А Баконя горько-горько заплакал. Ему казалось, что слезы поднимаются из самой глубины сердца, но не чувствовал облегчения. Так тяжело ему еще никогда не бывало. Самое удивительное, что он не чувствовал себя виноватым, хотя и знал, что страдает поделом и достоин еще больших страданий. Он попытался во всем разобраться, но в голову лезли привычные богословские рассуждения о грехе и раскаянии, внимание притупилось, и он не мог сосредоточиться.

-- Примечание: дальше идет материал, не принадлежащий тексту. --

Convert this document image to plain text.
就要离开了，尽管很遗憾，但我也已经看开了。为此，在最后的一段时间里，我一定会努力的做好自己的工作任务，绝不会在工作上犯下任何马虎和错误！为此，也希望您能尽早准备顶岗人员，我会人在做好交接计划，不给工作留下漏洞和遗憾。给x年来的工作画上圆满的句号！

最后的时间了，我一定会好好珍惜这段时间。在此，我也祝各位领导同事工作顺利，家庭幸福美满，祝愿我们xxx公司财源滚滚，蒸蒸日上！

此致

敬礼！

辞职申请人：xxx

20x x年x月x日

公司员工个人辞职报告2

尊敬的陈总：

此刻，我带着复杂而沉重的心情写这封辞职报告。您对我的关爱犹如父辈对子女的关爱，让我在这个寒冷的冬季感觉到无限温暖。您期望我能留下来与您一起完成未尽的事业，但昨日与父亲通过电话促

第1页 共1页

Пышка, приоткрыв дверь, остановился и робко кашлянул. Баконя снова повеселел.

— Входи, Пышка, входи! Поглядим, что ты там выучил.

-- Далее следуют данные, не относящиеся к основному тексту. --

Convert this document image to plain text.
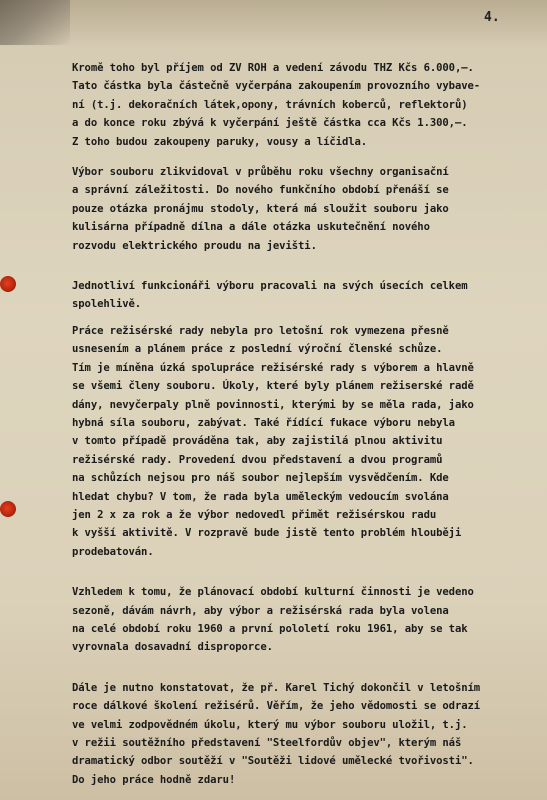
4.
Kromě toho byl příjem od ZV ROH a vedení závodu THZ Kčs 6.000,—.
Tato částka byla částečně vyčerpána zakoupením provozního vybave-
ní (t.j. dekoračních látek,opony, trávních koberců, reflektorů)
a do konce roku zbývá k vyčerpání ještě částka cca Kčs 1.300,—.
Z toho budou zakoupeny paruky, vousy a líčidla.
Výbor souboru zlikvidoval v průběhu roku všechny organisační
a správní záležitosti. Do nového funkčního období přenáší se
pouze otázka pronájmu stodoly, která má sloužit souboru jako
kulisárna případně dílna a dále otázka uskutečnění nového
rozvodu elektrického proudu na jevišti.
Jednotliví funkcionáři výboru pracovali na svých úsecích celkem
spolehlivě.
Práce režisérské rady nebyla pro letošní rok vymezena přesně
usnesením a plánem práce z poslední výroční členské schůze.
Tím je míněna úzká spolupráce režisérské rady s výborem a hlavně
se všemi členy souboru. Úkoly, které byly plánem režiserské radě
dány, nevyčerpaly plně povinnosti, kterými by se měla rada, jako
hybná síla souboru, zabývat. Také řídící fukace výboru nebyla
v tomto případě prováděna tak, aby zajistilá plnou aktivitu
režisérské rady. Provedení dvou představení a dvou programů
na schůzích nejsou pro náš soubor nejlepším vysvědčením. Kde
hledat chybu? V tom, že rada byla uměleckým vedoucím svolána
jen 2 x za rok a že výbor nedovedl přimět režisérskou radu
k vyšší aktivitě. V rozpravě bude jistě tento problém hlouběji
prodebatován.
Vzhledem k tomu, že plánovací období kulturní činnosti je vedeno
sezoně, dávám návrh, aby výbor a režisérská rada byla volena
na celé období roku 1960 a první pololetí roku 1961, aby se tak
vyrovnala dosavadní disproporce.
Dále je nutno konstatovat, že př. Karel Tichý dokončil v letošním
roce dálkové školení režisérů. Věřím, že jeho vědomosti se odrazí
ve velmi zodpovědném úkolu, který mu výbor souboru uložil, t.j.
v režii soutěžního představení "Steelfordův objev", kterým náš
dramatický odbor soutěží v "Soutěži lidové umělecké tvořivosti".
Do jeho práce hodně zdaru!
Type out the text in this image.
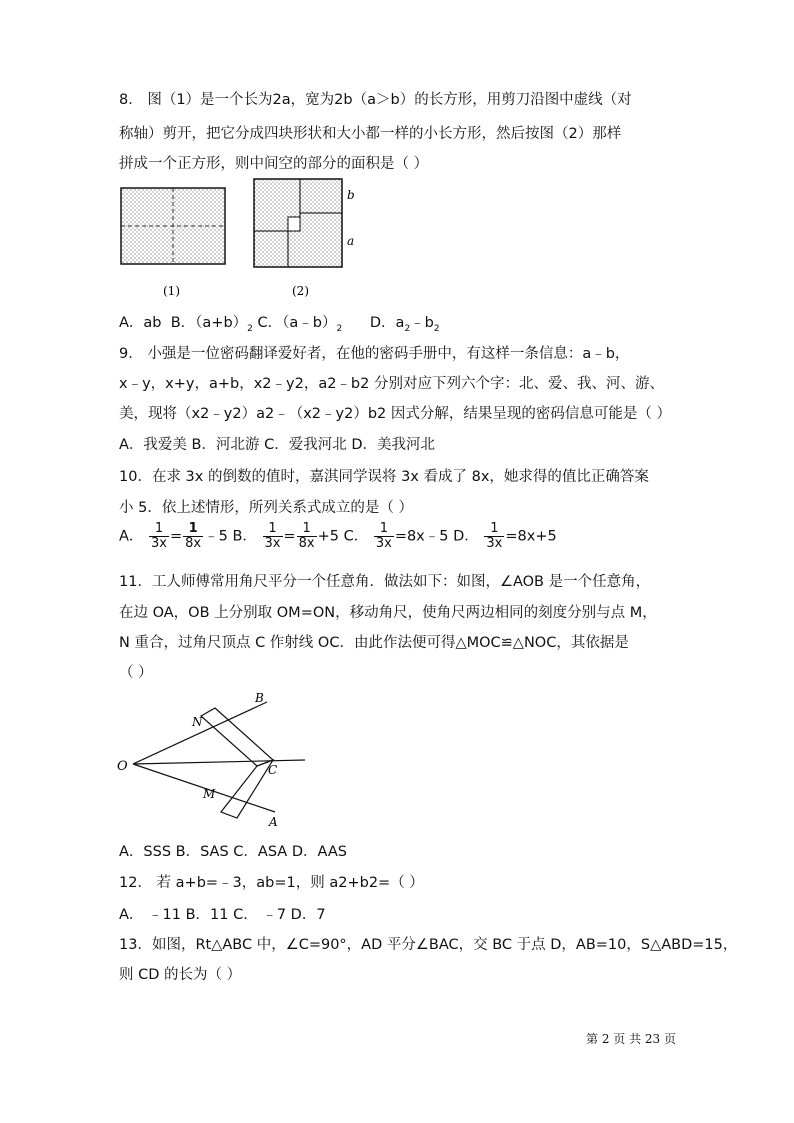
8． 图（1）是一个长为2a，宽为2b（a＞b）的长方形，用剪刀沿图中虚线（对
称轴）剪开，把它分成四块形状和大小都一样的小长方形，然后按图（2）那样
拼成一个正方形，则中间空的部分的面积是（ ）
(1)
b
a
(2)
A．ab B．$(a+b)_2$ C．$(a﹣b)_2$ D．$a_2﹣b_2$
9． 小强是一位密码翻译爱好者，在他的密码手册中，有这样一条信息：a﹣b，
x﹣y，x+y，a+b，x2﹣y2，a2﹣b2 分别对应下列六个字：北、爱、我、河、游、
美，现将（x2﹣y2）a2﹣（x2﹣y2）b2 因式分解，结果呈现的密码信息可能是（ ）
A．我爱美 B．河北游 C．爱我河北 D．美我河北
10．在求 3x 的倒数的值时，嘉淇同学误将 3x 看成了 8x，她求得的值比正确答案
小 5．依上述情形，所列关系式成立的是（ ）
A． $\frac{1}{3x} = \frac{1}{8x}$ ﹣5 B． $\frac{1}{3x} = \frac{1}{8x} +5$ C． $\frac{1}{3x}$ =8x﹣5 D． $\frac{1}{3x} =8x+5$
11．工人师傅常用角尺平分一个任意角．做法如下：如图，∠AOB 是一个任意角，
在边 OA，OB 上分别取 OM=ON，移动角尺，使角尺两边相同的刻度分别与点 M，
N 重合，过角尺顶点 C 作射线 OC．由此作法便可得△MOC≌△NOC，其依据是
（ ）
O
N
B
C
M
A
A．SSS B．SAS C．ASA D．AAS
12． 若 a+b=﹣3，ab=1，则 a2+b2=（ ）
A． ﹣11 B．11 C． ﹣7 D．7
13．如图，Rt△ABC 中，∠C=90°，AD 平分∠BAC，交 BC 于点 D，AB=10，S△ABD=15，
则 CD 的长为（ ）
第 2 页 共 23 页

Мальчик уселся рядом и начал по складам читать Часослов. Читали не менее часа. На этом застал их заглянувший в класс фра Тетка, а потом с шумом распахнувший дверь Сердар:

— Пора кончать! Сегодня пойдем пораньше, раз нет уроков!

Оба направились к Сердару.

— Я сегодня не пойду! — сказал Баконя. — Голова болит.

— Именно потому и пойдем. Ты чего такой бледный? Неужто из-за той чепухи? Не будь ребенком, милый! Я приказал Навознику принести тебе обед в мою келью, а в наказание двойную порцию… А вот и Буян. Пошли. За мной шагом ма-а-арш! — И Сердар, подняв чубук, зашагал первым.

Баконя завернул к дяде и бегом догнал их у черной кухни, куда Пышка пошел за полотенцами.

— Скажите, фра Яков, зачем вы собирались у настоятеля? — спросил Баконя.

— Из-за какого-то монастырского долга… не знаю точно. Думаешь, я интересуюсь такими делами? Ну, а ты наконец пришел в себя, можешь разговаривать? Как полагаешь, после обеда отправимся на ту сторону? Пора бы уж…

— Поговорим после, — ответил Баконя, понижая голос и кивая в сторону Буяна, шедшего чуть подальше справа от Сердара.

Пышка был уже в воде. Он ухватился за корни вербы, нарочно срубленной для того, чтобы пловцы могли прыгать в воду, забравшись на пень. Буян быстро разделся и поплыл по течению. Сердар закурил трубку. Баконя задумчиво глядел на воду, покуда его взгляд не встретился со взглядом Пышки; тогда разделся и он, взобрался на пень, повернулся спиной к воде и, как всегда, по команде Пышки: раз, два, три! — прыгнул, вскинув руки вверх, перевернулся в воздухе и в нескольких шагах от берега бултыхнулся в воду. Потом подплыл к Пышке и, поддерживая его за голову, стал учить плавать. Сердар тоже окунулся, но тотчас вышел и, не вытираясь, сел на солнышке и закурил. Он так делал постоянно, ибо, по его словам, убедился, что «воздушные ванны» ему помогают лучше водных. Высохнув, он окунулся еще раз и снова закурил.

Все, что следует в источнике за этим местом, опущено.